Abstract

OBJECTIVES/GOALS: Single-cell and spatial transcriptomics have revealed high heterogeneity in the tumor and microenvironment. Identifying populations of cells that impact a patient’s prognosis is an important research goal, so researchers can generate hypotheses and clinicians can provide targeted treatment. METHODS/STUDY POPULATION: DEGAS uses deep-transfer-learning to identify patterns between patient tumor RNA-seq and clinical outcomes and map these associations on to higher-resolution data like spatial and single-cell transcriptomics. We apply DEGAS to prostate and pancreatic cancer spatial transcriptomics samples, as well as one normal sample of prostate tissue. We used the TCGA prostate cancer cohort to with the accompanying survival information and publicly accessible prostate cancer ST data from 10X Genomics to predict survival associations in the ST slides derived from the TCGA patients. Based on these survival associations, we identify higher risk subsections of ST slides which can be further studied. RESULTS/ANTICIPATED RESULTS: We were able to validate our method by comparing it to Scissor and were able to show that the number of high-risk regions in prostate cancer slides increased with the stage of disease.

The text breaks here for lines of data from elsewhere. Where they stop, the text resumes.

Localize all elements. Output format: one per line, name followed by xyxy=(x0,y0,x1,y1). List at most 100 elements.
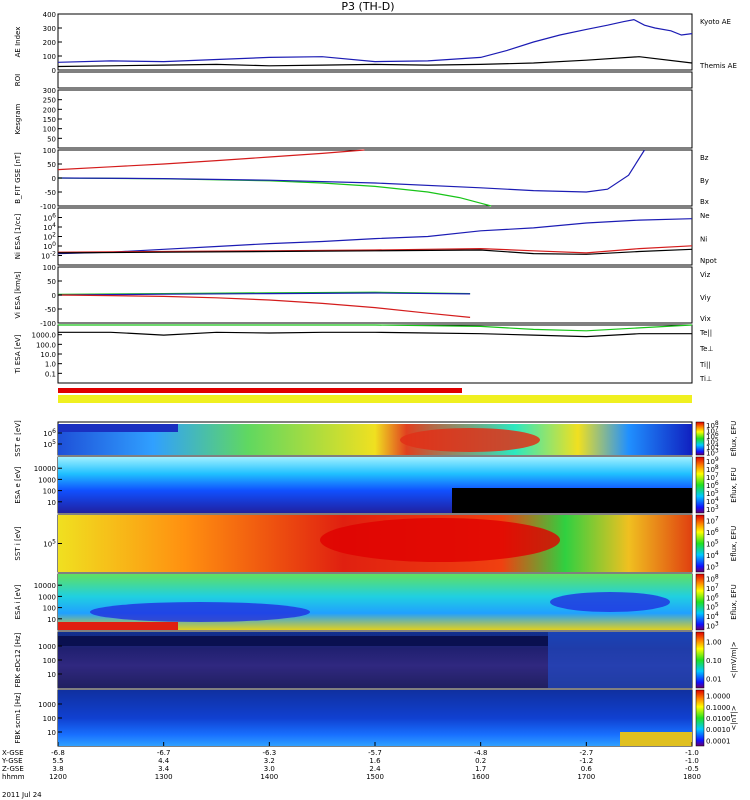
legend-bfit: Bz xyxy=(700,154,709,162)
ytick-label-kp: 150 xyxy=(43,116,56,124)
series-ti-te xyxy=(58,331,692,338)
colorbar-sst_i xyxy=(695,514,705,573)
panel-frame-ti xyxy=(57,324,693,384)
legend-ti: Ti⊥ xyxy=(699,375,712,383)
colorbar-fbk_b xyxy=(695,689,705,747)
colorbar-tick-sst_i: 104 xyxy=(706,550,719,560)
ylabel-esa_i: ESA i [eV] xyxy=(14,584,22,619)
xaxis-value: 4.4 xyxy=(158,757,170,765)
legend-ni: Ni xyxy=(700,236,707,244)
ytick-label-ae: 400 xyxy=(43,11,56,19)
colorbar-tick-fbk_b: 0.0001 xyxy=(706,737,731,745)
colorbar-tick-fbk_e: 0.01 xyxy=(706,676,722,684)
colorbar-tick-esa_i: 104 xyxy=(706,611,719,621)
ytick-label-ni: 10-2 xyxy=(41,251,56,261)
legend-vi: Vix xyxy=(700,315,711,323)
ytick-label-bfit: 100 xyxy=(43,147,56,155)
xaxis-value: 3.4 xyxy=(158,765,170,773)
ytick-label-ae: 100 xyxy=(43,53,56,61)
series-ae-themisae xyxy=(57,56,693,68)
colorbar-tick-sst_i: 103 xyxy=(706,561,719,571)
ytick-label-ti: 10.0 xyxy=(40,351,56,359)
ytick-label-ni: 104 xyxy=(43,222,56,232)
panel-frame-roi xyxy=(57,71,693,89)
colorbar-tick-fbk_b: 0.1000 xyxy=(706,704,731,712)
colorbar-tick-sst_e: 104 xyxy=(706,442,719,452)
legend-ti: Ti|| xyxy=(699,361,711,369)
ytick-label-bfit: -100 xyxy=(40,203,56,211)
series-vi-vix xyxy=(57,292,471,296)
legend-ti: Te|| xyxy=(699,329,712,337)
legend-vi: Viy xyxy=(700,294,711,302)
xaxis-row-label: X-GSE xyxy=(2,749,24,757)
colorbar-tick-fbk_e: 0.10 xyxy=(706,657,722,665)
colorbar-label-fbk_e: <|mV/m|> xyxy=(730,641,738,678)
series-bfit-bz xyxy=(57,149,365,171)
ylabel-ae: AE Index xyxy=(14,27,22,58)
ylabel-sst_i: SST i [eV] xyxy=(14,526,22,560)
ytick-label-bfit: 50 xyxy=(47,161,56,169)
ylabel-fbk_b: FBK scm1 [Hz] xyxy=(14,692,22,743)
ytick-label-esa_e: 10 xyxy=(47,499,56,507)
ytick-label-esa_e: 10000 xyxy=(34,465,56,473)
ytick-label-kp: 250 xyxy=(43,97,56,105)
colorbar-label-esa_i: Eflux, EFU xyxy=(730,584,738,619)
ytick-label-esa_i: 1000 xyxy=(38,593,56,601)
legend-ae: Themis AE xyxy=(699,62,737,70)
xaxis-value: -2.7 xyxy=(579,749,593,757)
ytick-label-sst_e: 105 xyxy=(43,439,56,449)
ylabel-vi: Vi ESA [km/s] xyxy=(14,271,22,318)
xaxis-value: 1.6 xyxy=(369,757,381,765)
colorbar-tick-esa_e: 106 xyxy=(706,480,719,490)
ytick-label-esa_e: 1000 xyxy=(38,476,56,484)
ytick-label-bfit: 0 xyxy=(52,175,56,183)
legend-bfit: By xyxy=(700,177,709,185)
legend-bfit: Bx xyxy=(700,198,709,206)
series-ni-ni xyxy=(57,218,693,255)
colorbar-label-sst_e: Eflux, EFU xyxy=(730,421,738,456)
colorbar-tick-esa_e: 107 xyxy=(706,472,719,482)
xaxis-value: -6.3 xyxy=(262,749,276,757)
xaxis-value: 1800 xyxy=(683,773,701,781)
ytick-label-vi: 50 xyxy=(47,278,56,286)
series-vi-viz xyxy=(57,294,471,318)
ylabel-ni: Ni ESA [1/cc] xyxy=(14,214,22,260)
xaxis-value: 3.8 xyxy=(52,765,63,773)
panel-frame-kp xyxy=(57,89,693,149)
xaxis-value: -1.0 xyxy=(685,757,699,765)
panel-frame-vi xyxy=(57,266,693,324)
xaxis-value: -1.0 xyxy=(685,749,699,757)
colorbar-tick-fbk_e: 1.00 xyxy=(706,638,722,646)
ytick-label-fbk_b: 100 xyxy=(43,715,56,723)
xaxis-value: 1200 xyxy=(49,773,67,781)
colorbar-tick-fbk_b: 0.0010 xyxy=(706,726,731,734)
colorbar-tick-sst_i: 106 xyxy=(706,527,719,537)
ylabel-bfit: B_FIT GSE [nT] xyxy=(14,152,22,204)
ylabel-kp: Kesgram xyxy=(14,104,22,135)
series-ti-ti xyxy=(58,324,693,332)
ylabel-esa_e: ESA e [eV] xyxy=(14,466,22,503)
colorbar-esa_e xyxy=(695,456,705,514)
plot-title: P3 (TH-D) xyxy=(341,0,394,13)
legend-ti: Te⊥ xyxy=(699,345,714,353)
colorbar-tick-esa_i: 108 xyxy=(706,574,719,584)
ytick-label-sst_i: 105 xyxy=(43,539,56,549)
ytick-label-vi: -100 xyxy=(40,320,56,328)
colorbar-tick-esa_i: 106 xyxy=(706,592,719,602)
colorbar-tick-sst_i: 105 xyxy=(706,539,719,549)
colorbar-tick-esa_e: 108 xyxy=(706,464,719,474)
ytick-label-bfit: -50 xyxy=(45,189,56,197)
ytick-label-ni: 106 xyxy=(43,213,56,223)
colorbar-label-esa_e: Eflux, EFU xyxy=(730,467,738,502)
colorbar-tick-fbk_b: 1.0000 xyxy=(706,693,731,701)
xaxis-value: 1600 xyxy=(472,773,490,781)
colorbar-tick-esa_i: 105 xyxy=(706,602,719,612)
colorbar-tick-sst_e: 105 xyxy=(706,436,719,446)
ylabel-roi: ROI xyxy=(14,74,22,86)
colorbar-tick-sst_e: 107 xyxy=(706,425,719,435)
ylabel-ti: Ti ESA [eV] xyxy=(14,334,22,374)
colorbar-tick-sst_e: 106 xyxy=(706,431,719,441)
colorbar-tick-esa_i: 107 xyxy=(706,583,719,593)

Furthermore, we identify transcriptomic signatures enriched for ontology terms associated with growth regulation and apoptosis, inflammation, immune signaling, and autophagy in histologically normal prostate tissues and adjacent normal pancreatic cancer tissues that were identified as high-risk by DEGAS. The regions highlighted by DEGAS could reflect transcriptional precursors to intraepithelial neoplasia–a well-recognized premalignant morphological change in glandular epithelium. DISCUSSION/SIGNIFICANCE: Identifying biomarkers of tissue stress that precede morphologic diagnosis of high-grade pre-malignant lesions by a pathologist may help triage patients at high risk for future development of cancer, or aid in better understanding whether histologically normal pre-malignant tissues at tumor margins contribute to recurrence.